Um. You state a lot of things baldly there. I will take issue with just a couple.

I fear we took a wrong turn in the Nuremberg Trials by using a non-German court to try the Nazis for violations of hastily invented laws imposed after the fact -- our own constitution prohibits for ex post facto laws.

Legal scholars have criticized these actions during the decades that followed.

Which is why we turned Saddam over to the Iraqi government for trial of his crimes that violated Iraqi law, and punishment for violation of Iraqi law.


Charitably speaking, I find it quite imaginative to say that "we" turned Saddam over to "the Iraqi government" because of legal scholars criticizing the Nuremberg trials. Given that W and company have never been shy about expressing their contempt for any and all international institutions that might get in the way of their grand schemes, I find it hard to believe that there was ever any thought of international oversight given to Saddam's fate. Plus, it would be an extremely hard sell to get any international forum with participation from first world countries to consider capital punishment, that by itself would no doubt kill any possibility, given the capital punishment bloodlust that American conservatives pride themselves on these days.

Saddam never consented to the jurisdiction of a multinational, supranational court whether personally or on behalf of the nation of Iraq.
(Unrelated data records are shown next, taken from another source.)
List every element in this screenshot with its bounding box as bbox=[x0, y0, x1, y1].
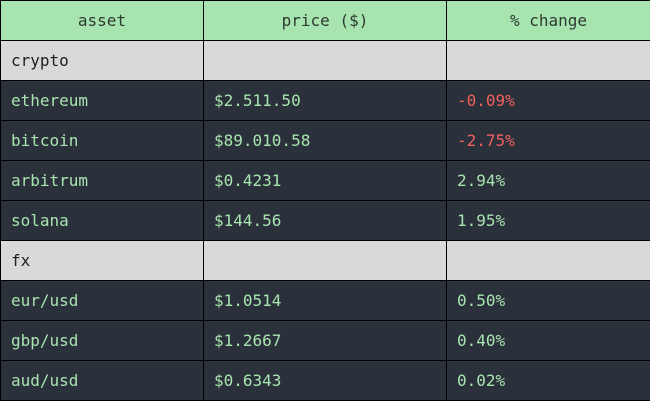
table-row: bitcoin $89.010.58 -2.75% bbox=[0, 120, 650, 161]
group-row-crypto: crypto bbox=[0, 40, 650, 81]
change-cell: -0.09% bbox=[446, 80, 650, 121]
change-cell: 2.94% bbox=[446, 160, 650, 201]
change-cell: 0.40% bbox=[446, 320, 650, 361]
price-cell: $89.010.58 bbox=[203, 120, 447, 161]
group-empty-cell bbox=[203, 40, 447, 81]
change-cell: 0.02% bbox=[446, 360, 650, 401]
table-row: arbitrum $0.4231 2.94% bbox=[0, 160, 650, 201]
group-empty-cell bbox=[446, 40, 650, 81]
asset-cell: ethereum bbox=[0, 80, 204, 121]
group-label: fx bbox=[0, 240, 204, 281]
asset-cell: solana bbox=[0, 200, 204, 241]
table-row: aud/usd $0.6343 0.02% bbox=[0, 360, 650, 401]
asset-cell: gbp/usd bbox=[0, 320, 204, 361]
change-cell: 1.95% bbox=[446, 200, 650, 241]
price-cell: $144.56 bbox=[203, 200, 447, 241]
group-row-fx: fx bbox=[0, 240, 650, 281]
column-header-change: % change bbox=[446, 0, 650, 41]
column-header-asset: asset bbox=[0, 0, 204, 41]
price-cell: $0.6343 bbox=[203, 360, 447, 401]
asset-cell: arbitrum bbox=[0, 160, 204, 201]
group-empty-cell bbox=[203, 240, 447, 281]
asset-cell: eur/usd bbox=[0, 280, 204, 321]
price-cell: $1.2667 bbox=[203, 320, 447, 361]
price-cell: $2.511.50 bbox=[203, 80, 447, 121]
group-empty-cell bbox=[446, 240, 650, 281]
table-row: eur/usd $1.0514 0.50% bbox=[0, 280, 650, 321]
table-row: solana $144.56 1.95% bbox=[0, 200, 650, 241]
asset-cell: aud/usd bbox=[0, 360, 204, 401]
column-header-price: price ($) bbox=[203, 0, 447, 41]
change-cell: 0.50% bbox=[446, 280, 650, 321]
change-cell: -2.75% bbox=[446, 120, 650, 161]
header-row: asset price ($) % change bbox=[0, 0, 650, 41]
price-cell: $0.4231 bbox=[203, 160, 447, 201]
group-label: crypto bbox=[0, 40, 204, 81]
table-row: gbp/usd $1.2667 0.40% bbox=[0, 320, 650, 361]
asset-cell: bitcoin bbox=[0, 120, 204, 161]
price-cell: $1.0514 bbox=[203, 280, 447, 321]
table-row: ethereum $2.511.50 -0.09% bbox=[0, 80, 650, 121]
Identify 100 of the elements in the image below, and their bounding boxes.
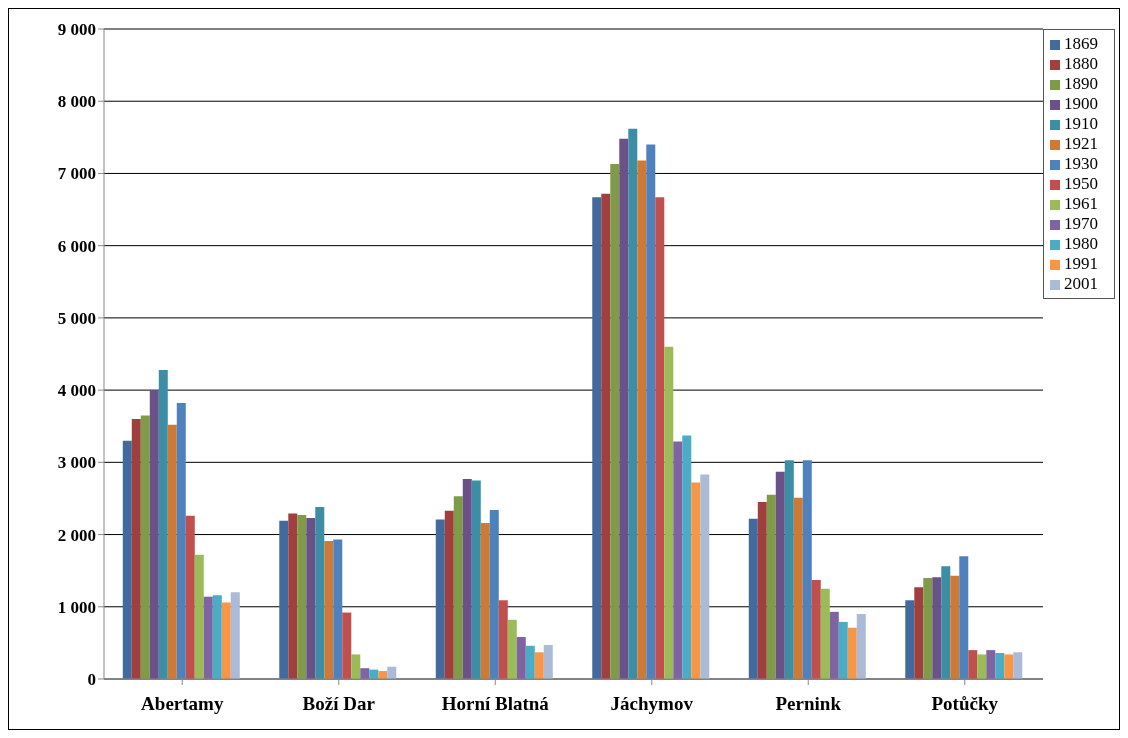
bar — [959, 556, 969, 679]
x-tick-label: Potůčky — [931, 693, 999, 715]
bar — [856, 614, 866, 679]
bar — [637, 160, 647, 679]
y-tick-label: 1 000 — [57, 597, 96, 617]
bar — [968, 650, 978, 679]
bar — [905, 600, 915, 679]
bar — [149, 390, 159, 679]
bar — [315, 507, 325, 679]
bar — [619, 138, 629, 679]
bar — [279, 520, 289, 679]
legend-label: 1961 — [1064, 194, 1098, 213]
bar — [628, 128, 638, 679]
bar — [766, 494, 776, 679]
bar — [122, 440, 132, 679]
bar — [498, 600, 508, 679]
bar — [748, 518, 758, 679]
bar — [306, 517, 316, 679]
bar — [1004, 654, 1014, 679]
bar — [342, 612, 352, 679]
bar — [664, 346, 674, 679]
y-tick-label: 7 000 — [57, 164, 96, 184]
bar — [923, 577, 933, 679]
bar — [700, 474, 710, 679]
bar — [480, 523, 490, 679]
legend-label: 1880 — [1064, 54, 1098, 73]
y-tick-label: 9 000 — [57, 20, 96, 40]
bar — [297, 515, 307, 679]
bar — [176, 403, 186, 679]
bar — [673, 441, 683, 679]
legend-label: 1869 — [1064, 34, 1098, 53]
bar — [288, 513, 298, 679]
bar — [610, 164, 620, 679]
bar — [655, 197, 665, 679]
x-tick-label: Horní Blatná — [441, 693, 550, 715]
legend-label: 1921 — [1064, 134, 1098, 153]
bar — [646, 144, 656, 679]
bar — [525, 645, 535, 679]
legend-label: 1950 — [1064, 174, 1098, 193]
y-tick-label: 3 000 — [57, 453, 96, 473]
y-tick-label: 8 000 — [57, 92, 96, 112]
x-tick-label: Pernink — [775, 693, 842, 715]
bar — [516, 637, 526, 679]
bar — [230, 592, 240, 679]
y-tick-label: 4 000 — [57, 381, 96, 401]
bar — [986, 650, 996, 679]
bar — [793, 497, 803, 679]
y-tick-label: 6 000 — [57, 236, 96, 256]
bar — [784, 460, 794, 679]
bar — [221, 602, 231, 679]
bar — [950, 575, 960, 679]
legend-label: 1980 — [1064, 234, 1098, 253]
bar — [1013, 652, 1023, 679]
bar — [847, 627, 857, 679]
bar — [507, 619, 517, 679]
bar — [140, 415, 150, 679]
legend-label: 1991 — [1064, 254, 1098, 273]
bar — [489, 510, 499, 679]
legend-label: 1970 — [1064, 214, 1098, 233]
bar — [601, 193, 611, 679]
bar — [757, 502, 767, 679]
bar — [838, 621, 848, 679]
bar — [333, 539, 343, 679]
bar — [820, 588, 830, 679]
y-tick-label: 0 — [87, 670, 96, 690]
bar — [131, 419, 141, 679]
legend-label: 1910 — [1064, 114, 1098, 133]
legend-label: 1930 — [1064, 154, 1098, 173]
bar — [914, 587, 924, 679]
bar — [453, 496, 463, 679]
legend-label: 1890 — [1064, 74, 1098, 93]
bar — [829, 611, 839, 679]
bar — [802, 460, 812, 679]
bar — [194, 554, 204, 679]
bar — [167, 424, 177, 679]
bar — [534, 652, 544, 679]
bar — [324, 541, 334, 679]
y-tick-label: 5 000 — [57, 308, 96, 328]
bar — [775, 471, 785, 679]
x-tick-label: Boží Dar — [302, 693, 376, 715]
bar — [212, 595, 222, 679]
bar — [977, 654, 987, 679]
bar — [941, 566, 951, 679]
bar — [360, 668, 370, 679]
bar — [462, 478, 472, 679]
bar — [932, 577, 942, 679]
bar — [691, 482, 701, 679]
x-tick-label: Abertamy — [141, 693, 224, 715]
bar — [592, 197, 602, 679]
legend-label: 1900 — [1064, 94, 1098, 113]
bar — [471, 480, 481, 679]
bar — [435, 519, 445, 679]
bar — [811, 580, 821, 679]
bar — [444, 510, 454, 679]
bar — [203, 596, 213, 679]
legend-label: 2001 — [1064, 274, 1098, 293]
bar — [185, 515, 195, 679]
bar — [351, 654, 361, 679]
bar — [682, 435, 692, 679]
x-tick-label: Jáchymov — [610, 693, 694, 715]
Somehow, I doubt Saddam consented to the jurisdiction of the court he was tried under either, and any laws of the new Iraqi government were obviously created just as much after the fact wrt Saddam's rule as anything at the Nuremberg trials. There seems to have been a strange confluence of Shiite vengeance and American political death penalty fandom at work in the process. As near as I can tell, even the US military legal types were pretty disgusted by how it all turned out. You want to wrap it up in post-hoc legalisms and claim that the Europeans don't have the subtle and nuanced legal sophistication of W's flacks, that's your choice.